Non poteva limitarsi al reportage Stefano, che per quindici anni ha immortalato l’uomo e l’animale per riviste di natura, scienza e viaggi documentando tantissime forme di vita diverse. Educato l’occhio all’altro lo ha poi rivolto verso ciò che conosceva meglio, forse talmente bene da non accorgersene più ed è così che è tornato da dove era venuto: in montagna. Fotografare ciò che si conosce meglio di qualsiasi altra cosa non può che venire dopo tutto il resto perché significa, in realtà, fotografarsi. “Sono un montanaro”, dice fieramente Stefano durante la nostra conversazione peripatetica per le strade del centro di Bolzano. Ed è per questo che dal reportage è passato al colportage, distribuendo visioni del “Panmontismo” in forma di foto, libri e mostre per di-mostrare la continuità e la matericità della montagna come organismo tutt’altro che dormiente; “un progetto mio” lo definisce semplicemente lui stesso, il cui nome, come tutte le migliori idee, gli è giunto mentre era in movimento: Alpimagia. Dalla sua natia Val d’Aosta al vicino Piemonte passando per la Liguria, la Lombardia, il Veneto, il Friuli Venezia Giulia e il Sudtirolo: è un tutt’uno. Stefano ha smesso di viaggiare quando si è reso conto che i confini che separavano queste terre non mettevano fine ai luoghi. Questi continuavano a srotolarsi piano piano, come una fisarmonica che si distende da occidente ad oriente senza incepparsi; un unico suono lungo un unico suolo. I confini sono invenzioni, costrutti che vanno distrutti e Stefano lo fa con la fotografia.

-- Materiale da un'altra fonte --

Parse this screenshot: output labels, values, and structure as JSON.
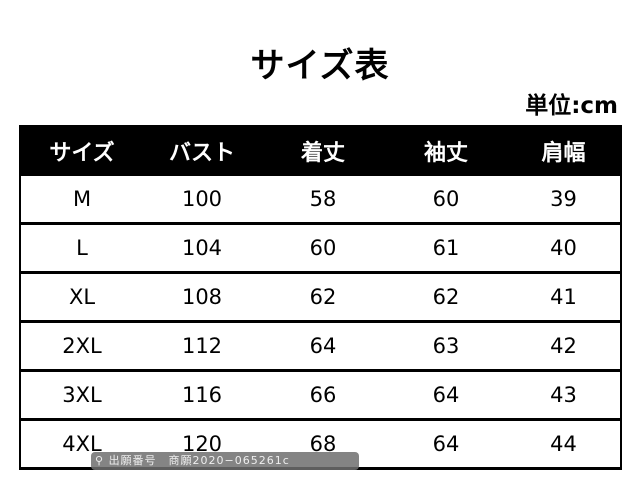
{
  "title": "サイズ表",
  "unit": "単位:cm",
  "headers": [
    "サイズ",
    "バスト",
    "着丈",
    "袖丈",
    "肩幅"
  ],
  "rows": [
    [
      "M",
      "100",
      "58",
      "60",
      "39"
    ],
    [
      "L",
      "104",
      "60",
      "61",
      "40"
    ],
    [
      "XL",
      "108",
      "62",
      "62",
      "41"
    ],
    [
      "2XL",
      "112",
      "64",
      "63",
      "42"
    ],
    [
      "3XL",
      "116",
      "66",
      "64",
      "43"
    ],
    [
      "4XL",
      "120",
      "68",
      "64",
      "44"
    ]
  ],
  "watermark": {
    "icon": "search-icon",
    "text": "出願番号　商願2020−065261c"
  }
}
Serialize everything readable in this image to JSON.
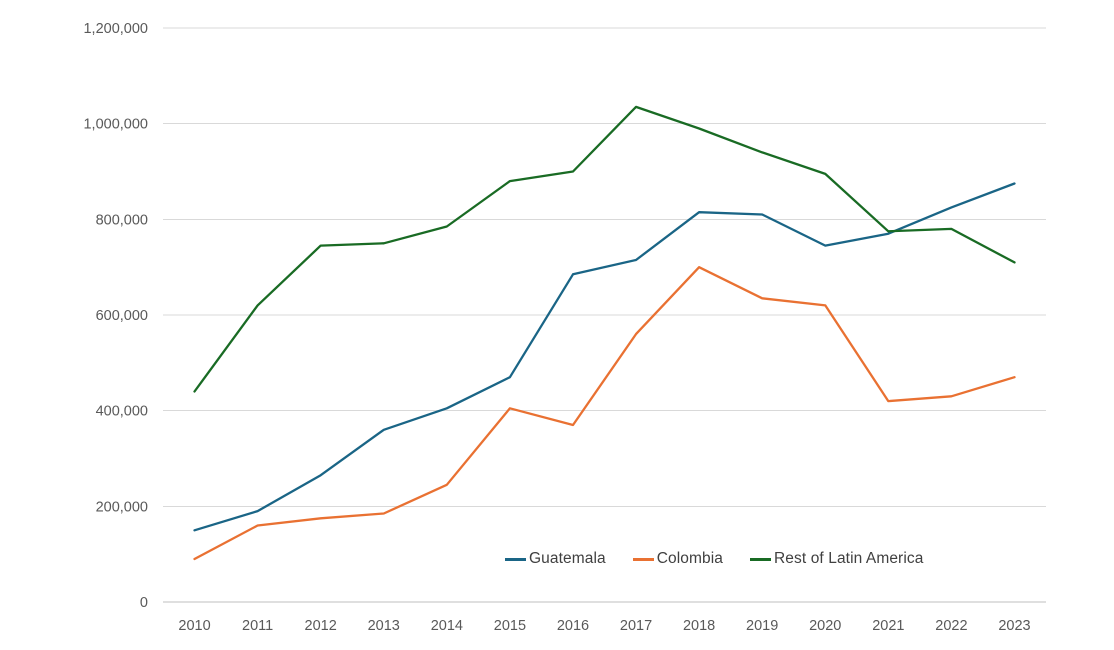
{
  "chart_data": {
    "type": "line",
    "x": [
      "2010",
      "2011",
      "2012",
      "2013",
      "2014",
      "2015",
      "2016",
      "2017",
      "2018",
      "2019",
      "2020",
      "2021",
      "2022",
      "2023"
    ],
    "series": [
      {
        "name": "Guatemala",
        "color": "#1A6586",
        "values": [
          150000,
          190000,
          265000,
          360000,
          405000,
          470000,
          685000,
          715000,
          815000,
          810000,
          745000,
          770000,
          825000,
          875000
        ]
      },
      {
        "name": "Colombia",
        "color": "#E97132",
        "values": [
          90000,
          160000,
          175000,
          185000,
          245000,
          405000,
          370000,
          560000,
          700000,
          635000,
          620000,
          420000,
          430000,
          470000
        ]
      },
      {
        "name": "Rest of Latin America",
        "color": "#196B24",
        "values": [
          440000,
          620000,
          745000,
          750000,
          785000,
          880000,
          900000,
          1035000,
          990000,
          940000,
          895000,
          775000,
          780000,
          710000
        ]
      }
    ],
    "title": "",
    "xlabel": "",
    "ylabel": "",
    "ylim": [
      0,
      1200000
    ],
    "ytick_interval": 200000,
    "ytick_labels": [
      "0",
      "200,000",
      "400,000",
      "600,000",
      "800,000",
      "1,000,000",
      "1,200,000"
    ],
    "grid": "horizontal",
    "legend_position": "inside-bottom-right",
    "colors": {
      "background": "#FFFFFF",
      "gridline": "#D9D9D9",
      "axis_line": "#BFBFBF",
      "tick_label": "#595959",
      "legend_text": "#404040"
    }
  }
}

Il panmontismo di Stefano ruota intorno ai contrasti. È femminile nello scatto di un’anziana donna con un mazzo di fiori di campo in mano, capelli della terra; maschile nei volti dei Krampus che esorcizzano la follia figlia dalla fatica con riti e ritmi forsennati. È stato brado quando si mostra nei panni di un uomo travestito da animale che si toglie la maschera per accarezzare un cavallo; è educato quando avvolge di silenzio una ragazza che si cala in acqua per nuotare. È fuoco quando brucia alla luce della luna e dei falò per inneggiare al tramontare dell’estate; è acqua quando si scioglie piano piano dopo il lungo inverno innevato. È sacra quando si riempie di magia incolore; è profana quando si inzuppa di lacrime alcoliche dimentiche del dovere. È alta quando fa sentire piccoli davanti all’infinito; è bassa quando schiaccia per ricordare di essere umili, per costringere a stare con i piedi per terra, per sentire quanto è duro il suolo, se solo si ha il coraggio di camminarci a piedi nudi.

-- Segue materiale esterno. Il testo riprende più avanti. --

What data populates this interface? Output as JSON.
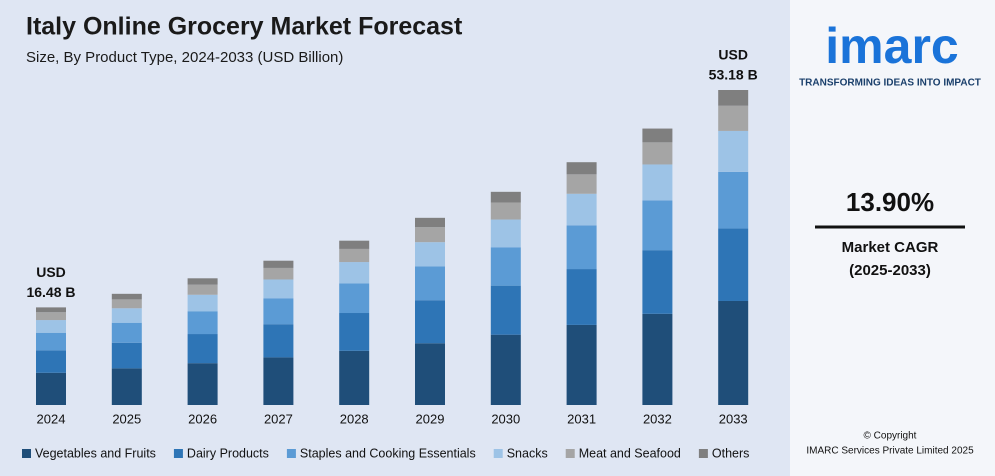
{
  "chart_data": {
    "type": "stacked_bar",
    "title": "Italy Online Grocery Market Forecast",
    "subtitle": "Size, By Product Type, 2024-2033 (USD Billion)",
    "categories": [
      "2024",
      "2025",
      "2026",
      "2027",
      "2028",
      "2029",
      "2030",
      "2031",
      "2032",
      "2033"
    ],
    "series": [
      {
        "name": "Vegetables and Fruits",
        "color": "#1f4e79",
        "values": [
          5.44,
          6.19,
          7.06,
          8.04,
          9.15,
          10.42,
          11.87,
          13.52,
          15.4,
          17.56
        ]
      },
      {
        "name": "Dairy Products",
        "color": "#2e75b6",
        "values": [
          3.79,
          4.32,
          4.92,
          5.6,
          6.38,
          7.27,
          8.28,
          9.43,
          10.74,
          12.23
        ]
      },
      {
        "name": "Staples and Cooking Essentials",
        "color": "#5b9bd5",
        "values": [
          2.97,
          3.38,
          3.85,
          4.38,
          4.99,
          5.69,
          6.48,
          7.38,
          8.4,
          9.57
        ]
      },
      {
        "name": "Snacks",
        "color": "#9dc3e6",
        "values": [
          2.14,
          2.44,
          2.78,
          3.17,
          3.61,
          4.11,
          4.68,
          5.33,
          6.07,
          6.91
        ]
      },
      {
        "name": "Meat and Seafood",
        "color": "#a5a5a5",
        "values": [
          1.32,
          1.5,
          1.71,
          1.95,
          2.22,
          2.53,
          2.88,
          3.28,
          3.73,
          4.25
        ]
      },
      {
        "name": "Others",
        "color": "#7f7f7f",
        "values": [
          0.82,
          0.94,
          1.07,
          1.22,
          1.39,
          1.58,
          1.8,
          2.05,
          2.33,
          2.66
        ]
      }
    ],
    "annotations": [
      {
        "category_index": 0,
        "lines": [
          "USD",
          "16.48 B"
        ]
      },
      {
        "category_index": 9,
        "lines": [
          "USD",
          "53.18 B"
        ]
      }
    ],
    "legend": "bottom"
  },
  "panel": {
    "logo": "imarc",
    "tagline": "TRANSFORMING IDEAS INTO IMPACT",
    "cagr": "13.90%",
    "cagr_label": "Market CAGR",
    "cagr_period": "(2025-2033)",
    "copyright": [
      "© Copyright",
      "IMARC Services Private Limited 2025"
    ]
  }
}
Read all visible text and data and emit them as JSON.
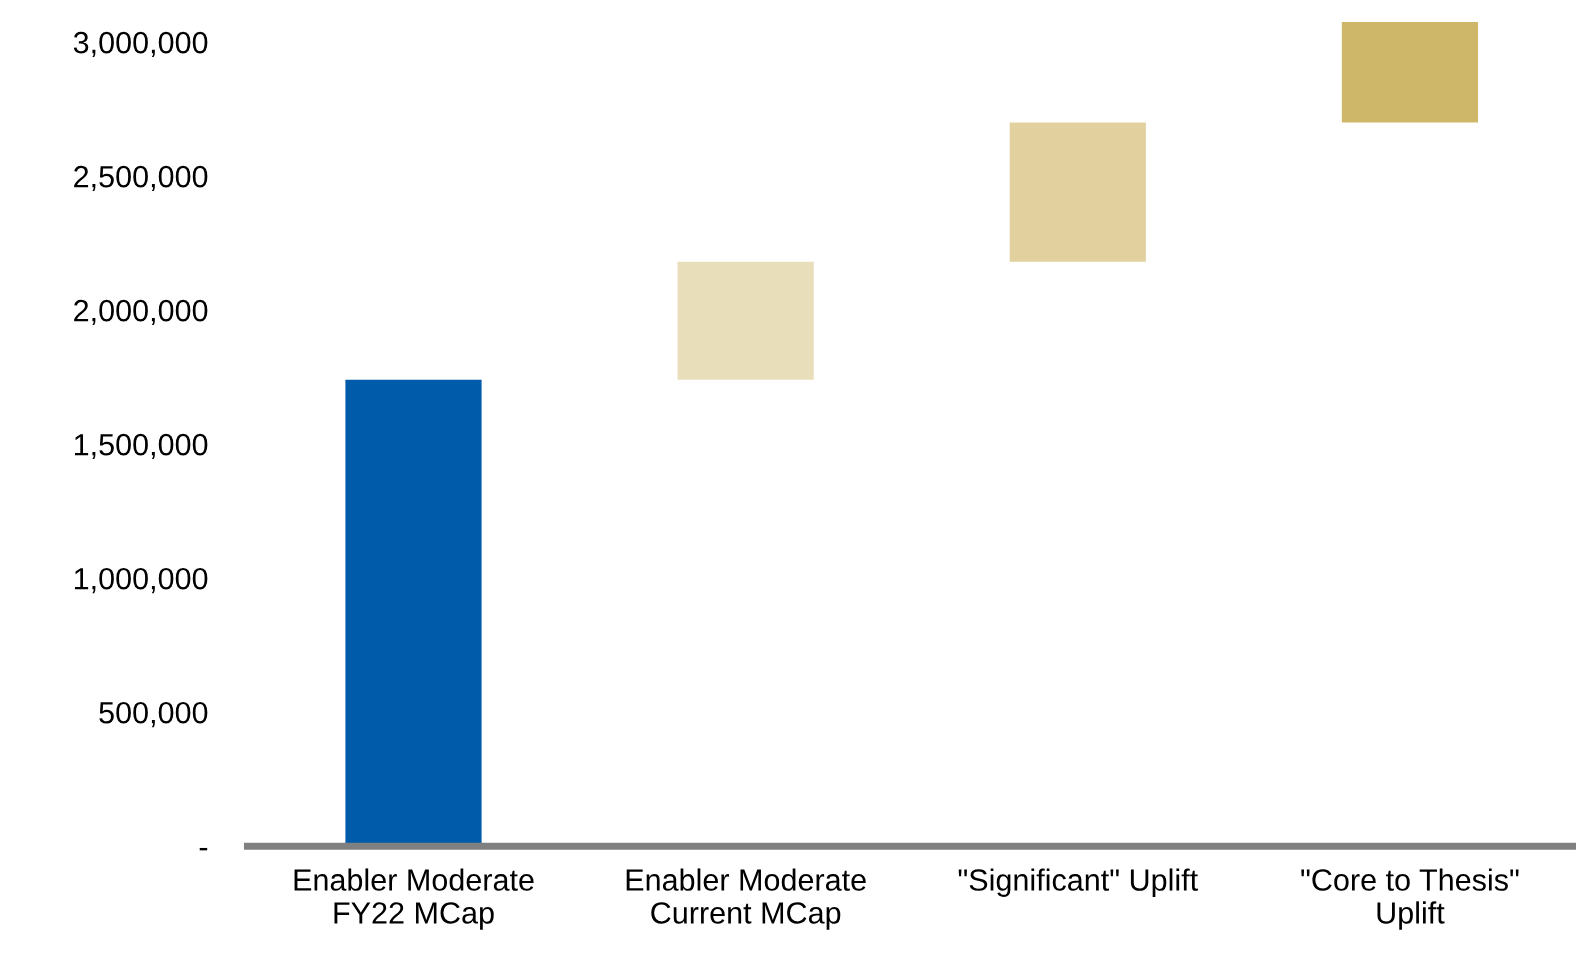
{
  "chart_data": {
    "type": "bar",
    "categories": [
      "Enabler Moderate\nFY22 MCap",
      "Enabler Moderate\nCurrent MCap",
      "\"Significant\" Uplift",
      "\"Core to Thesis\"\nUplift"
    ],
    "values": [
      1740000,
      440000,
      520000,
      375000
    ],
    "base": [
      0,
      1740000,
      2180000,
      2700000
    ],
    "colors": [
      "#005baa",
      "#e8deba",
      "#e2d19f",
      "#cfb76a"
    ],
    "ylim": [
      0,
      3100000
    ],
    "yticks": [
      {
        "value": 0,
        "label": "-"
      },
      {
        "value": 500000,
        "label": "500,000"
      },
      {
        "value": 1000000,
        "label": "1,000,000"
      },
      {
        "value": 1500000,
        "label": "1,500,000"
      },
      {
        "value": 2000000,
        "label": "2,000,000"
      },
      {
        "value": 2500000,
        "label": "2,500,000"
      },
      {
        "value": 3000000,
        "label": "3,000,000"
      }
    ],
    "grid": false,
    "legend": false
  }
}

Il suolo è duro perché la montagna fu prima mare. Ciò che ora è in superficie, un tempo era sommerso. Stefano non è dimentico. Per questo quando si immerge nel flusso vitale dei riti montanari fotografa come fosse in apnea, senza mai riprendere fiato perché è nello iato che si dissolve l’alpimagia. 

Wilder Mann urbano. Antropologo silvestre. Homo selvaticus. Stefano è nel suo habitat quando si trova nella terra di mezzo, sospeso tra il basso e l’alto. Un montanaro che repelle il folklore perché giudica la montagna senza conoscerla, la condanna ad un inferiorità ingiustificata, rendendola il prodotto fittizio di un pensiero astratto che non si sporca le mani con una realtà fisica e materica che accoglie solo chi cerca la propria libertà nella partecipazione. Si mimetizza completamente Stefano, per introiettare ciò che si conquista solo con la lotta. L’intellettualizzazione estetizzante è assente dagli scatti alpimagici di Stefano che con il suo grandangolo cattura il respiro universale della montagna tutta. In una sola parola, panmontismo. 

La mostra di Stefano Torrione, Alpimagia – organizzata dal CAI sezione di Bolzanoè visitabile presso il Museo Civico di Bolzano dal 19 settembre 2020 al 25 Aprile 2021, accompagnata dagli evocativi testi del Premio Strega Paolo Cognetti. Il catalogo della mostra è acquistabile presso le librerie Ubik e Cappelli di Bolzano.